Uma equipa de cientistas desenvolveu o mais extenso mapa do cérebro de uma pessoa com uma forma de cegueira extremamente rara. Para Milena Canning, todos os objetos são invisíveis (a não ser que se comecem a mexer).
De acordo com o Science Alert, Milena Canning não nasceu cega. Tudo aconteceu há 18 anos depois de uma infeção respiratória, uma série de AVC e oito meses em coma. Seis meses depois de acordar, a escocesa de 48 anos começou a ver os reflexos das coisas de uma forma estranha, algo parecido com fogo de artifício.
Dois anos depois deste incidente, a mulher visitou o oftalmologista Gordon Dutton e era cada vez mais notório de que a situação estava a piorar. No entanto, Milena conseguiu ver o reflexo dos movimentos dos seus braços no espelho e distinguir as cores de grandes objetos em movimento.
“A paciente consegue ver a chuva a escorrer na janela, mas não consegue ver através dela”, escreveu o oftalmologista num artigo científico de 2003. “Quando a filha se está a afastar, a paciente consegue ver o rabo de cavalo da menina a mover-se de um lado para o outro mas não consegue ver a filha. Consegue ver o movimento da água a descer pelo ralo da banheira mas não consegue ver a filha no banho”, escreveu ainda.
Então, o médico recomendou a Milena que usasse uma cadeira de baloiço para melhorar a sua visão e, com o tempo, a escocesa foi aprendendo a mover a cabeça de um lado para o outro para conseguir ver o que estava à sua frente. Porém, segundo o mesmo site, a sua rara condição de saúde continuava a ser um mistério, por isso, Dutton pediu ajuda ao Western University’s Brain and Mind Institute, em Londres, cidade no Canadá.
Nesse instituto, a neuropsicóloga Jody Culham e uma equipa de investigadores realizaram uma série de testes e análises para perceber o caso. O grupo concluiu que Milena tinha uma coisa chamada síndrome de Riddoch, também conhecida por dissociação estatocinética, que é quando alguém cego consegue ver objetos em movimento.
Esta condição é causada por lesões no lobo occipital, a região do cérebro responsável pelo processamento da visão. O síndrome oposto, em que o paciente só consegue ver objetos estacionários também existe e é chamado de akinetopsia.
“Falta-lhe um pedaço do tecido cerebral do tamanho de uma maçã na parte de trás do cérebro – quase todos os lóbulos occipitais“, explica Culham. “No caso da Milena, achamos que a ‘super-autoestrada’ para o sistema visual chegou a um beco sem saída. Mas, ao invés de desligar todo o sistema visual, desenvolveu algumas ‘estradas secundárias’ que podem contornar esta autoestrada para conseguir ter alguma visão – especialmente movimento – para outras partes do cérebro”.
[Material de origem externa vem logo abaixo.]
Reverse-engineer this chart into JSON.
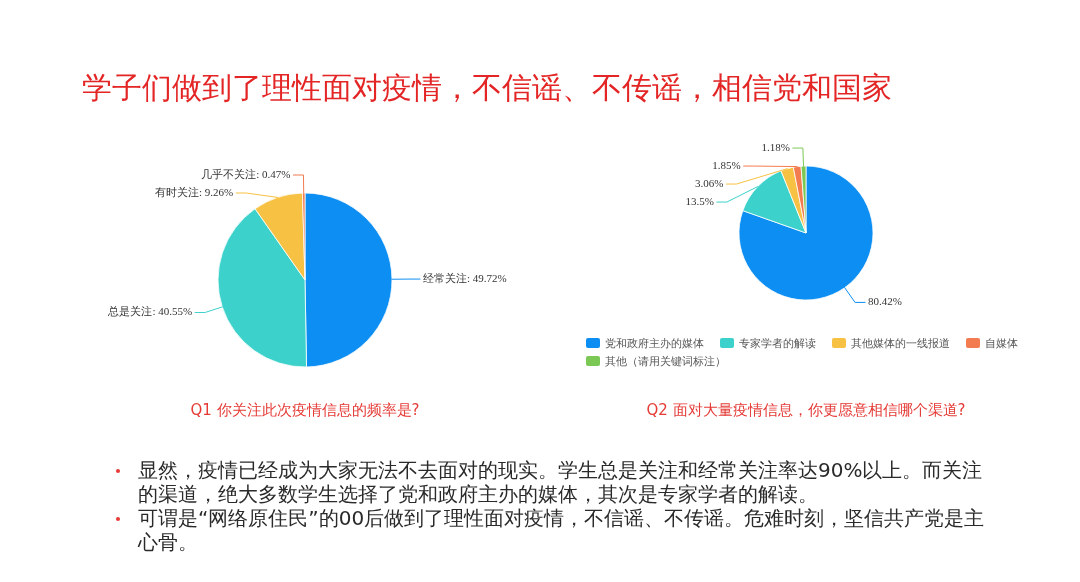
{
  "chart_data": [
    {
      "type": "other",
      "title": "学子们做到了理性面对疫情，不信谣、不传谣，相信党和国家"
    },
    {
      "type": "pie",
      "title": "Q1 你关注此次疫情信息的频率是?",
      "values": [
        49.72,
        40.55,
        9.26,
        0.47
      ],
      "colors": [
        "#0d8ef2",
        "#3dd1cb",
        "#f7c144",
        "#f27b4f"
      ],
      "value_labels": [
        "经常关注: 49.72%",
        "总是关注: 40.55%",
        "有时关注: 9.26%",
        "几乎不关注: 0.47%"
      ],
      "legend": false
    },
    {
      "type": "pie",
      "title": "Q2 面对大量疫情信息，你更愿意相信哪个渠道?",
      "categories": [
        "党和政府主办的媒体",
        "专家学者的解读",
        "其他媒体的一线报道",
        "自媒体",
        "其他（请用关键词标注）"
      ],
      "values": [
        80.42,
        13.5,
        3.06,
        1.85,
        1.18
      ],
      "colors": [
        "#0d8ef2",
        "#3dd1cb",
        "#f7c144",
        "#f27b4f",
        "#7cc855"
      ],
      "value_labels": [
        "80.42%",
        "13.5%",
        "3.06%",
        "1.85%",
        "1.18%"
      ],
      "legend": "bottom"
    },
    {
      "type": "other",
      "annotations": [
        "显然，疫情已经成为大家无法不去面对的现实。学生总是关注和经常关注率达90%以上。而关注的渠道，绝大多数学生选择了党和政府主办的媒体，其次是专家学者的解读。",
        "可谓是“网络原住民”的00后做到了理性面对疫情，不信谣、不传谣。危难时刻，坚信共产党是主心骨。"
      ]
    }
  ]
}
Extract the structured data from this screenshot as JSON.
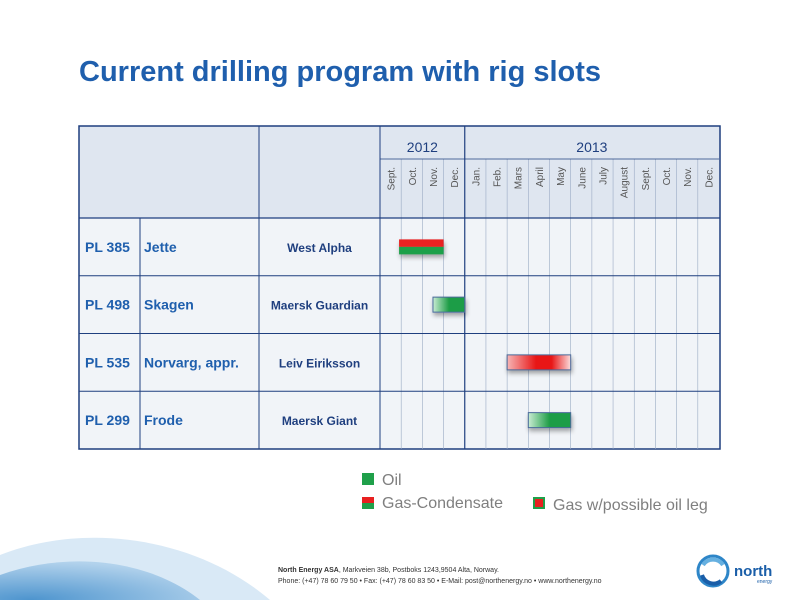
{
  "title": "Current drilling program with rig slots",
  "chart_data": {
    "type": "gantt",
    "years": [
      {
        "label": "2012",
        "start": 0,
        "span": 4
      },
      {
        "label": "2013",
        "start": 4,
        "span": 12
      }
    ],
    "months": [
      "Sept.",
      "Oct.",
      "Nov.",
      "Dec.",
      "Jan.",
      "Feb.",
      "Mars",
      "April",
      "May",
      "June",
      "July",
      "August",
      "Sept.",
      "Oct.",
      "Nov.",
      "Dec."
    ],
    "rows": [
      {
        "license": "PL 385",
        "name": "Jette",
        "rig": "West Alpha",
        "start": 0.9,
        "end": 3.0,
        "type": "Gas-Condensate"
      },
      {
        "license": "PL 498",
        "name": "Skagen",
        "rig": "Maersk Guardian",
        "start": 2.5,
        "end": 4.0,
        "type": "Oil"
      },
      {
        "license": "PL 535",
        "name": "Norvarg, appr.",
        "rig": "Leiv Eiriksson",
        "start": 6.0,
        "end": 9.0,
        "type": "Gas w/possible oil leg"
      },
      {
        "license": "PL 299",
        "name": "Frode",
        "rig": "Maersk Giant",
        "start": 7.0,
        "end": 9.0,
        "type": "Oil"
      }
    ]
  },
  "legend": {
    "oil": "Oil",
    "gas_condensate": "Gas-Condensate",
    "gas_oil_leg": "Gas w/possible oil leg"
  },
  "footer": {
    "line1_company": "North Energy ASA",
    "line1_rest": ", Markveien 38b, Postboks 1243,9504 Alta, Norway.",
    "line2": "Phone: (+47) 78 60 79 50  • Fax: (+47) 78 60 83 50  • E-Mail: post@northenergy.no  •  www.northenergy.no"
  },
  "brand": {
    "name": "north",
    "sub": "energy"
  },
  "colors": {
    "title": "#1f5fad",
    "table_border": "#1f3f7f",
    "header_bg": "#dfe6f0",
    "row_bg": "#f1f4f8",
    "oil": "#1fa04a",
    "gas": "#e82020"
  }
}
A equipa de investigadores descobriu que a paciente conseguia ver uma bola a vir na sua direção e apanhá-la, além de conseguir andar à volta de cadeiras. No entanto, a sua capacidade de identificar cores era inconsistente e só podia dizer com precisão se a mão de alguém estava com o polegar para cima ou para baixo na metade das vezes.
Segundo o Science Alert, este caso dá uma boa perspetiva da plasticidade do cérebro, juntando-se a outros exemplos de como o cérebro dos humanos e dos animais é capaz de se adaptar mesmo quando está danificado.
“Esta investigação é capaz de ser a mais rica caracterização alguma vez conduzida do sistema visual de um único paciente. Ela mostrou esta profunda recuperação da visão com base na sua perceção dos movimentos“.
“Os pacientes como a Milena dão-nos uma noção do que é possível e, ainda mais importante do que isso, mostram-nos quais são as funções visuais e cognitivas que andam juntas”, acrescenta. O estudo foi publicado, em maio passado, no Neuropsychologica.